Kingsley credeva nella gentilezza.
Gilderoy non aveva più idee da poter cambiare.

 
 
Chi corre rischi inutili è un idiota.
Glielo aveva insegnato Moody, e lui lo aveva sempre tenuto a mente.
La gente vede tutto, e tutto può trasformarsi in un'arma.
La fama è un'amica effimera, e chi offre al pubblico le armi per colpirlo è un idiota.
Glielo aveva insegnato Gilderoy, e lui aveva sempre cercato di dimenticarlo.
 
Non è più Ministro, ma la sua comunità è un bimbo fragile, un bimbo che muove i propri primi passi da creatura libera con l'incertezza di un convalescente che torni a camminare.

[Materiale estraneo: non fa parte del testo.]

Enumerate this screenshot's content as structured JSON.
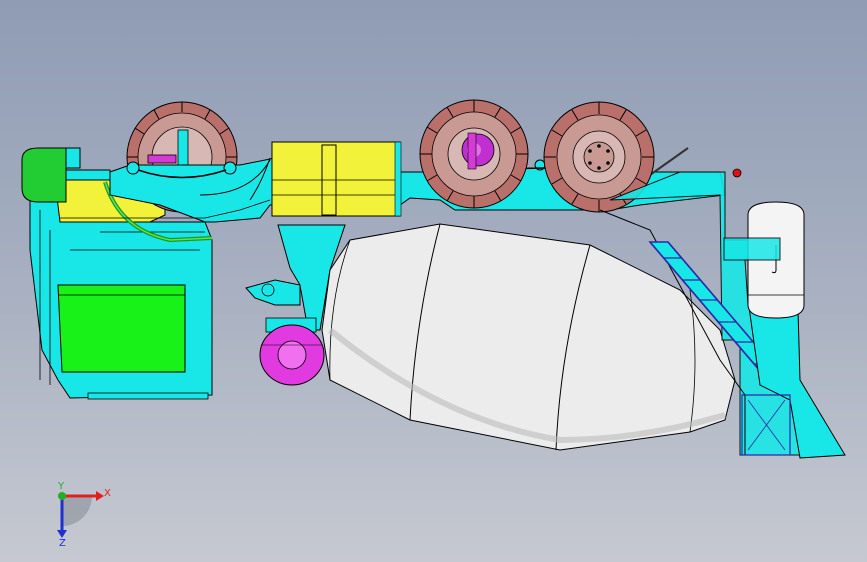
{
  "viewport": {
    "colors": {
      "background_top": "#8f9cb4",
      "background_bottom": "#c6c9d1",
      "chassis": "#19e6e6",
      "cab_green": "#22cc33",
      "fuel_tank": "#f2f23a",
      "drum": "#ececec",
      "tire": "#b9706a",
      "hub": "#d43bd4",
      "outline": "#000000"
    },
    "model_parts": [
      {
        "name": "cab",
        "icon": "cab-shape"
      },
      {
        "name": "front-wheel",
        "icon": "wheel-shape"
      },
      {
        "name": "middle-wheel",
        "icon": "wheel-shape"
      },
      {
        "name": "rear-wheel",
        "icon": "wheel-shape"
      },
      {
        "name": "fuel-tank",
        "icon": "tank-shape"
      },
      {
        "name": "mixer-drum",
        "icon": "drum-shape"
      },
      {
        "name": "water-tank",
        "icon": "cylinder-shape"
      },
      {
        "name": "ladder",
        "icon": "ladder-shape"
      },
      {
        "name": "discharge-chute",
        "icon": "chute-shape"
      },
      {
        "name": "pump-roller",
        "icon": "roller-shape"
      }
    ]
  },
  "triad": {
    "x_label": "X",
    "y_label": "Y",
    "z_label": "Z",
    "x_color": "#e02020",
    "y_color": "#20b020",
    "z_color": "#2030d0"
  }
}
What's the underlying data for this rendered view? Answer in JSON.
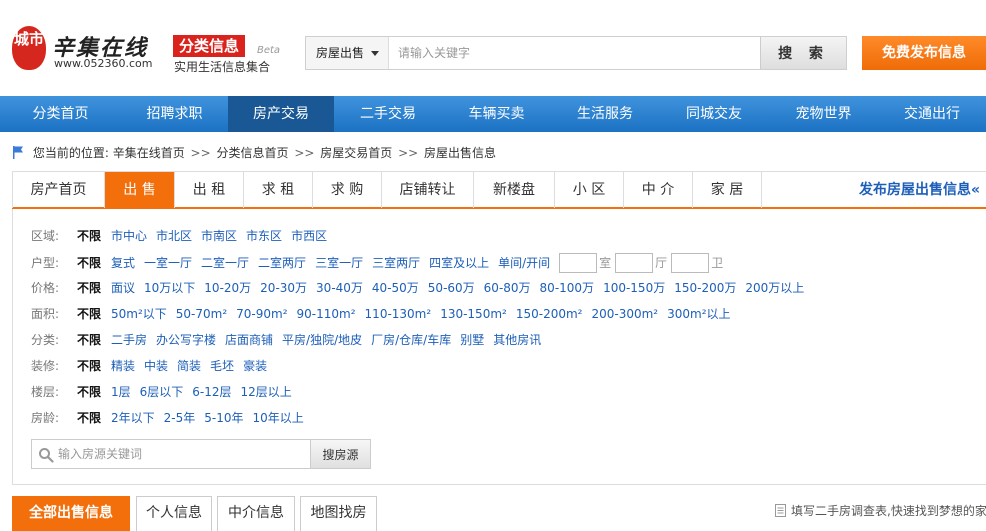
{
  "brand": {
    "seal_text": "城市",
    "name": "辛集在线",
    "url": "www.052360.com",
    "category_title": "分类信息",
    "beta": "Beta",
    "category_subtitle": "实用生活信息集合"
  },
  "search": {
    "type_selected": "房屋出售",
    "placeholder": "请输入关键字",
    "button": "搜 索"
  },
  "publish_button": "免费发布信息",
  "main_nav": [
    "分类首页",
    "招聘求职",
    "房产交易",
    "二手交易",
    "车辆买卖",
    "生活服务",
    "同城交友",
    "宠物世界",
    "交通出行"
  ],
  "breadcrumb": {
    "prefix": "您当前的位置:",
    "items": [
      "辛集在线首页",
      "分类信息首页",
      "房屋交易首页",
      "房屋出售信息"
    ],
    "separator": ">>"
  },
  "sub_tabs": [
    "房产首页",
    "出 售",
    "出 租",
    "求 租",
    "求 购",
    "店铺转让",
    "新楼盘",
    "小 区",
    "中 介",
    "家 居"
  ],
  "sub_publish_link": "发布房屋出售信息«",
  "filters": {
    "all_label": "不限",
    "rows": [
      {
        "label": "区域:",
        "options": [
          "市中心",
          "市北区",
          "市南区",
          "市东区",
          "市西区"
        ]
      },
      {
        "label": "户型:",
        "options": [
          "复式",
          "一室一厅",
          "二室一厅",
          "二室两厅",
          "三室一厅",
          "三室两厅",
          "四室及以上",
          "单间/开间"
        ]
      },
      {
        "label": "价格:",
        "options": [
          "面议",
          "10万以下",
          "10-20万",
          "20-30万",
          "30-40万",
          "40-50万",
          "50-60万",
          "60-80万",
          "80-100万",
          "100-150万",
          "150-200万",
          "200万以上"
        ]
      },
      {
        "label": "面积:",
        "options": [
          "50m²以下",
          "50-70m²",
          "70-90m²",
          "90-110m²",
          "110-130m²",
          "130-150m²",
          "150-200m²",
          "200-300m²",
          "300m²以上"
        ]
      },
      {
        "label": "分类:",
        "options": [
          "二手房",
          "办公写字楼",
          "店面商铺",
          "平房/独院/地皮",
          "厂房/仓库/车库",
          "别墅",
          "其他房讯"
        ]
      },
      {
        "label": "装修:",
        "options": [
          "精装",
          "中装",
          "简装",
          "毛坯",
          "豪装"
        ]
      },
      {
        "label": "楼层:",
        "options": [
          "1层",
          "6层以下",
          "6-12层",
          "12层以上"
        ]
      },
      {
        "label": "房龄:",
        "options": [
          "2年以下",
          "2-5年",
          "5-10年",
          "10年以上"
        ]
      }
    ],
    "room_units": [
      "室",
      "厅",
      "卫"
    ]
  },
  "keyword_search": {
    "placeholder": "输入房源关键词",
    "button": "搜房源"
  },
  "bottom_tabs": [
    "全部出售信息",
    "个人信息",
    "中介信息",
    "地图找房"
  ],
  "survey_text": "填写二手房调查表,快速找到梦想的家",
  "colors": {
    "accent_orange": "#f26f0c",
    "nav_blue": "#1c72c3",
    "link_blue": "#1d5fb8",
    "brand_red": "#d9231c"
  }
}
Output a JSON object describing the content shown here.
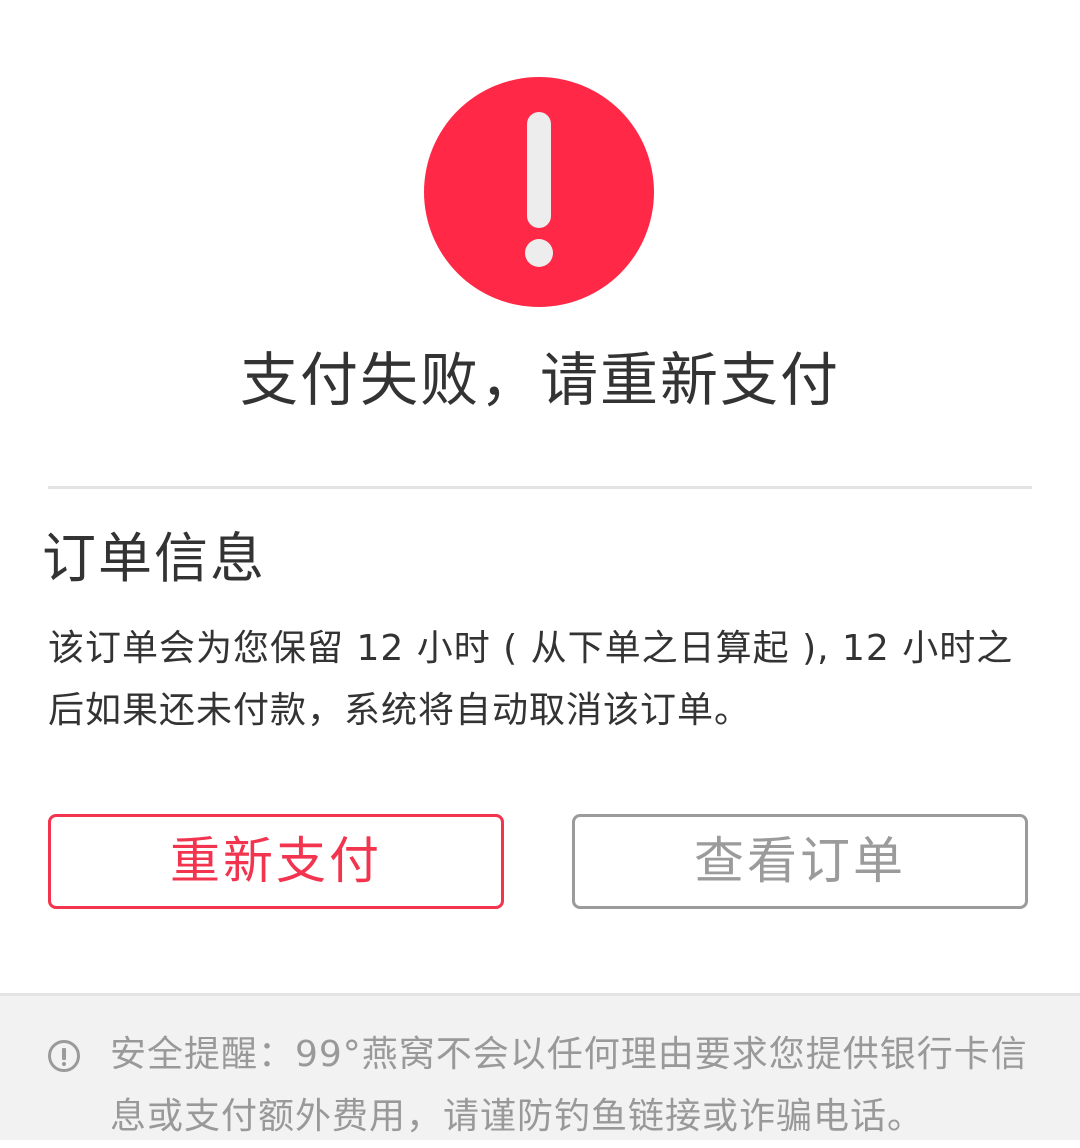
{
  "result": {
    "icon": "exclamation-circle-icon",
    "icon_color": "#ff2846",
    "title": "支付失败，请重新支付"
  },
  "order_info": {
    "title": "订单信息",
    "description": "该订单会为您保留 12 小时 ( 从下单之日算起 ), 12 小时之后如果还未付款，系统将自动取消该订单。"
  },
  "actions": {
    "repay_label": "重新支付",
    "view_order_label": "查看订单",
    "accent_color": "#f2344f"
  },
  "security_notice": {
    "icon": "info-circle-icon",
    "text": "安全提醒：99°燕窝不会以任何理由要求您提供银行卡信息或支付额外费用，请谨防钓鱼链接或诈骗电话。"
  }
}
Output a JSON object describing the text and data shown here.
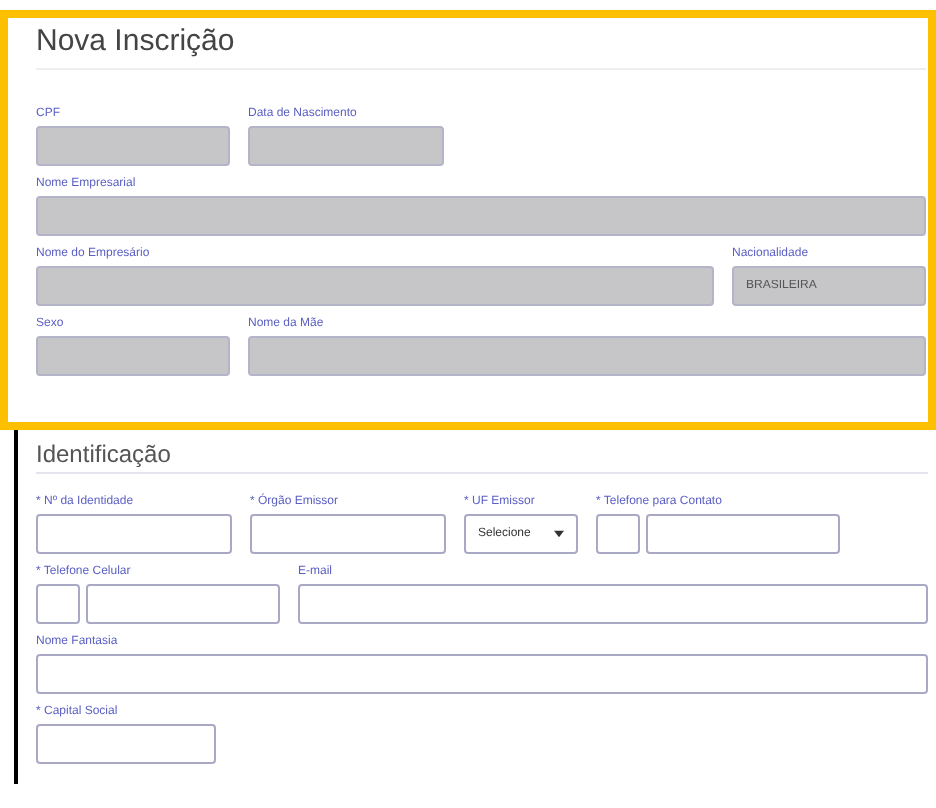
{
  "sections": [
    {
      "title": "Nova Inscrição",
      "highlighted": true,
      "rows": [
        {
          "fields": [
            {
              "kind": "text",
              "label": "CPF",
              "disabled": true
            },
            {
              "kind": "text",
              "label": "Data de Nascimento",
              "disabled": true
            }
          ]
        },
        {
          "fields": [
            {
              "kind": "text",
              "label": "Nome Empresarial",
              "disabled": true
            }
          ]
        },
        {
          "fields": [
            {
              "kind": "text",
              "label": "Nome do Empresário",
              "disabled": true
            },
            {
              "kind": "text",
              "label": "Nacionalidade",
              "disabled": true,
              "value": "BRASILEIRA"
            }
          ]
        },
        {
          "fields": [
            {
              "kind": "text",
              "label": "Sexo",
              "disabled": true
            },
            {
              "kind": "text",
              "label": "Nome da Mãe",
              "disabled": true
            }
          ]
        }
      ]
    },
    {
      "title": "Identificação",
      "highlighted": false,
      "rows": [
        {
          "fields": [
            {
              "kind": "text",
              "label": "* Nº da Identidade",
              "disabled": false
            },
            {
              "kind": "text",
              "label": "* Órgão Emissor",
              "disabled": false
            },
            {
              "kind": "select",
              "label": "* UF Emissor",
              "disabled": false,
              "value": "Selecione"
            },
            {
              "kind": "phone",
              "label": "* Telefone para Contato",
              "disabled": false
            }
          ]
        },
        {
          "fields": [
            {
              "kind": "phone",
              "label": "* Telefone Celular",
              "disabled": false
            },
            {
              "kind": "text",
              "label": "E-mail",
              "disabled": false
            }
          ]
        },
        {
          "fields": [
            {
              "kind": "text",
              "label": "Nome Fantasia",
              "disabled": false
            }
          ]
        },
        {
          "fields": [
            {
              "kind": "text",
              "label": "* Capital Social",
              "disabled": false
            }
          ]
        }
      ]
    }
  ]
}
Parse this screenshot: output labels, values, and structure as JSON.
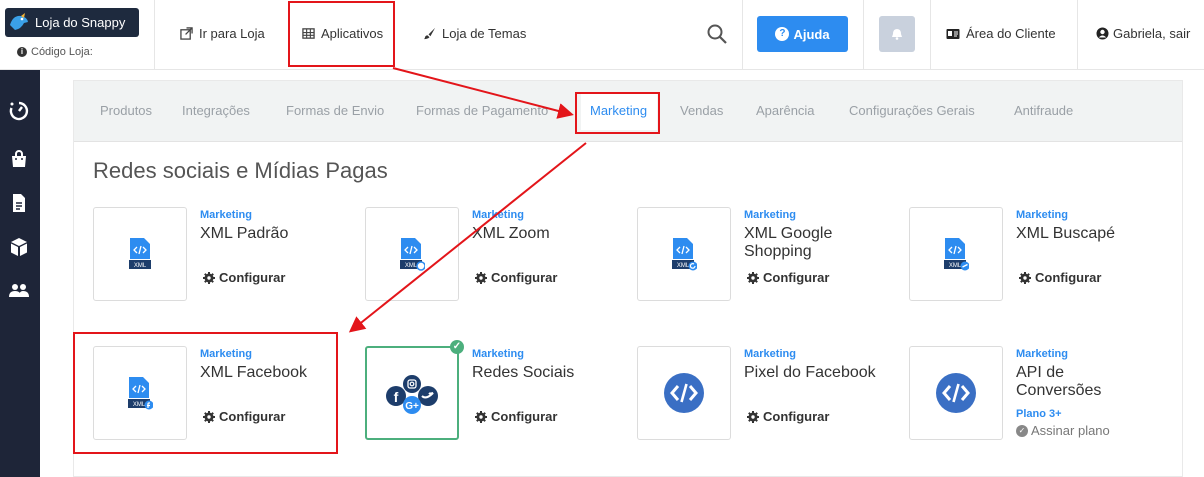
{
  "brand": {
    "logo_text": "Loja do Snappy",
    "store_code": "Código Loja: "
  },
  "nav": {
    "store": "Ir para Loja",
    "apps": "Aplicativos",
    "themes": "Loja de Temas",
    "help": "Ajuda",
    "client_area": "Área do Cliente",
    "user": "Gabriela, sair"
  },
  "tabs": [
    "Produtos",
    "Integrações",
    "Formas de Envio",
    "Formas de Pagamento",
    "Marketing",
    "Vendas",
    "Aparência",
    "Configurações Gerais",
    "Antifraude"
  ],
  "section_title": "Redes sociais e Mídias Pagas",
  "cards": [
    {
      "category": "Marketing",
      "name": "XML Padrão",
      "action": "Configurar"
    },
    {
      "category": "Marketing",
      "name": "XML Zoom",
      "action": "Configurar"
    },
    {
      "category": "Marketing",
      "name": "XML Google Shopping",
      "action": "Configurar"
    },
    {
      "category": "Marketing",
      "name": "XML Buscapé",
      "action": "Configurar"
    },
    {
      "category": "Marketing",
      "name": "XML Facebook",
      "action": "Configurar"
    },
    {
      "category": "Marketing",
      "name": "Redes Sociais",
      "action": "Configurar"
    },
    {
      "category": "Marketing",
      "name": "Pixel do Facebook",
      "action": "Configurar"
    },
    {
      "category": "Marketing",
      "name": "API de Conversões",
      "plan": "Plano 3+",
      "plan_action": "Assinar plano"
    }
  ],
  "xml_label": "XML",
  "colors": {
    "accent": "#2d8cf0",
    "sidebar": "#1e2538",
    "annotation": "#e3151a",
    "selected": "#4caf7d"
  }
}
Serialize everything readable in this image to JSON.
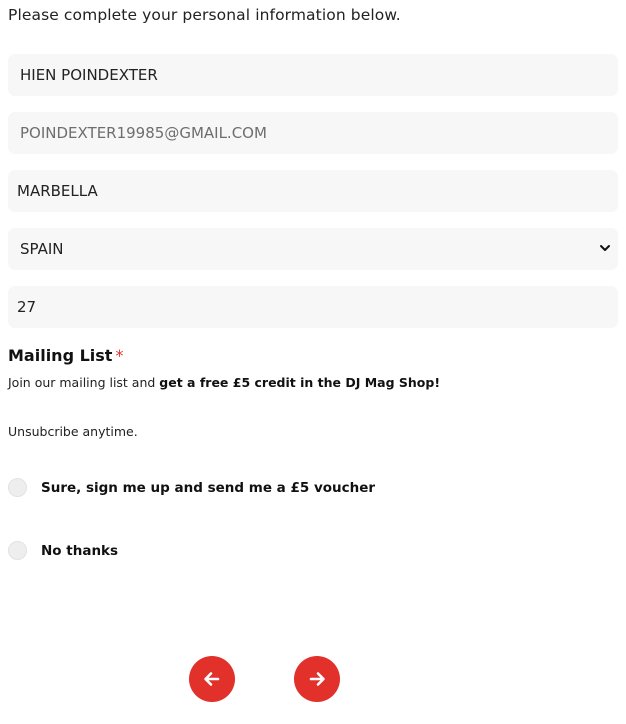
{
  "intro_text": "Please complete your personal information below.",
  "fields": {
    "name": "HIEN POINDEXTER",
    "email": "POINDEXTER19985@GMAIL.COM",
    "city": "MARBELLA",
    "country": "SPAIN",
    "age": "27"
  },
  "mailing": {
    "title": "Mailing List",
    "required_marker": "*",
    "desc_prefix": "Join our mailing list and ",
    "desc_bold": "get a free £5 credit in the DJ Mag Shop!",
    "unsubscribe": "Unsubcribe anytime.",
    "options": [
      {
        "label": "Sure, sign me up and send me a £5 voucher"
      },
      {
        "label": "No thanks"
      }
    ]
  },
  "nav": {
    "prev_icon": "arrow-left-icon",
    "next_icon": "arrow-right-icon"
  },
  "colors": {
    "accent": "#e2302b",
    "field_bg": "#f7f7f7"
  }
}
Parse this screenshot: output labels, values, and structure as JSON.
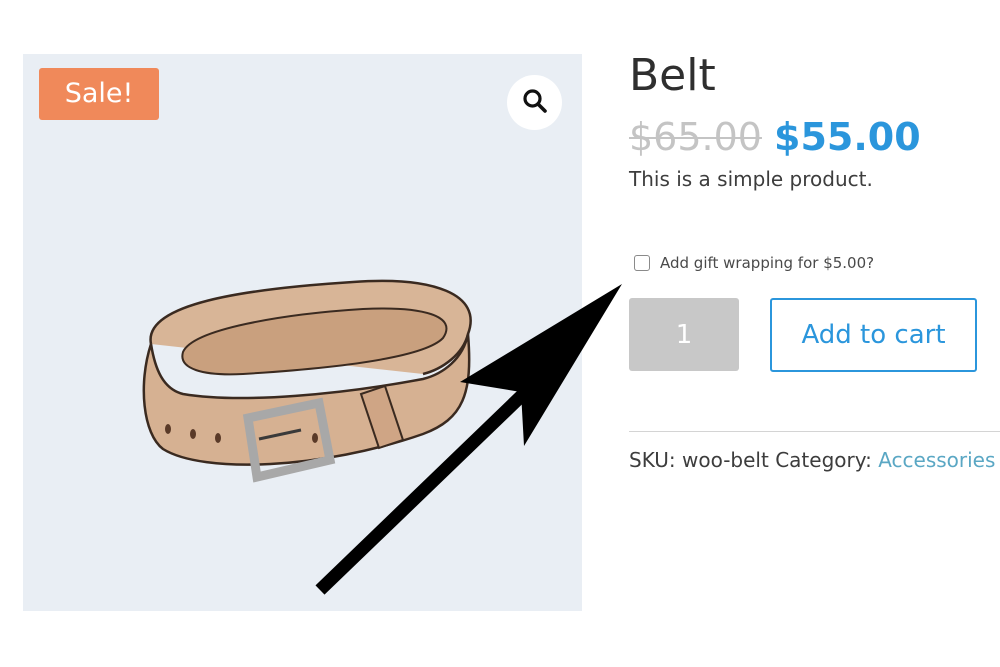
{
  "gallery": {
    "sale_badge": "Sale!",
    "zoom_icon": "search-icon",
    "image_subject": "belt"
  },
  "product": {
    "title": "Belt",
    "regular_price": "$65.00",
    "sale_price": "$55.00",
    "short_description": "This is a simple product."
  },
  "gift_option": {
    "label": "Add gift wrapping for $5.00?",
    "checked": false
  },
  "cart": {
    "quantity": "1",
    "add_to_cart_label": "Add to cart"
  },
  "meta": {
    "sku_label": "SKU:",
    "sku_value": "woo-belt",
    "category_label": "Category:",
    "category_value": "Accessories"
  },
  "colors": {
    "accent": "#2b96dc",
    "sale_badge": "#f0895a",
    "gallery_bg": "#e9eef4",
    "link": "#5aa7c4"
  },
  "annotation": {
    "arrow_icon": "arrow-icon"
  }
}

Non è più Ministro, ma la gente è comunque pronta a puntare il dito e a fare domande inopportune.
Non dovrebbe correre quel rischio.
Tantopiù che le sue visite sono del tutto inutili, e chi corre rischi inutili è un idiota.
Glielo aveva insegnato l'esperienza, e lui non ci aveva mai riflettuto, lasciando che l'istinto di sopravvivenza agisse per lui.
 
Kingsley mette un passo idiota davanti a un altro passo idiota, e ogni metro in quel corridoio dalla tappezzeria verde acido è un metro che lo separa dalla ragionevolezza. È un metro che lo avvicina alla leggerezza di chi decide di respirare solo per sé.
 
L'uomo lo accoglie con un sorriso annebbiato, un sorriso che non ha la minima traccia di riconoscimento. Si muove incerto nella stanza che è la sua casa da dieci anni, ma che per lui continua ad essere solo un luogo poco familiare.
 
 "Ciao, Gilderoy. Oggi vorrei raccontarti una storia: è la storia di un ragazzo che aveva troppi lividi e il sorriso più bello del mondo".
 



 
Note:
Questa storia nasce nel contesto delle iniziative del gruppo facebook “Caffè e Calderotti”, su indicazione del pacchetto di VigilanzaCostante:
Coppia: Gilderoy/Kingsley
Prompt (obbligatorio): “Mi vendicherò nel modo più crudele che tu immagini. Dimenticherò ogni cosa”.
Genere: angst.
 
Credo che la storia risenta un po’ della frammentarietà con cui ormai riesco a scrivere, ma temo che anche tenendola chiusa nel mio pc per altri due mesi non sarei comunque riuscita a dare un senso più unitario, e allora tanto vale lasciarla respirare. 
Il titolo fa schifo, ma non ho la forza di cercare altro.
Il prompt è così bello e così perfetto per loro che non escludo a priori che potrei tornare a scriverci sopra qualcosa, e insomma, non c’è abbastanza angst con loro due.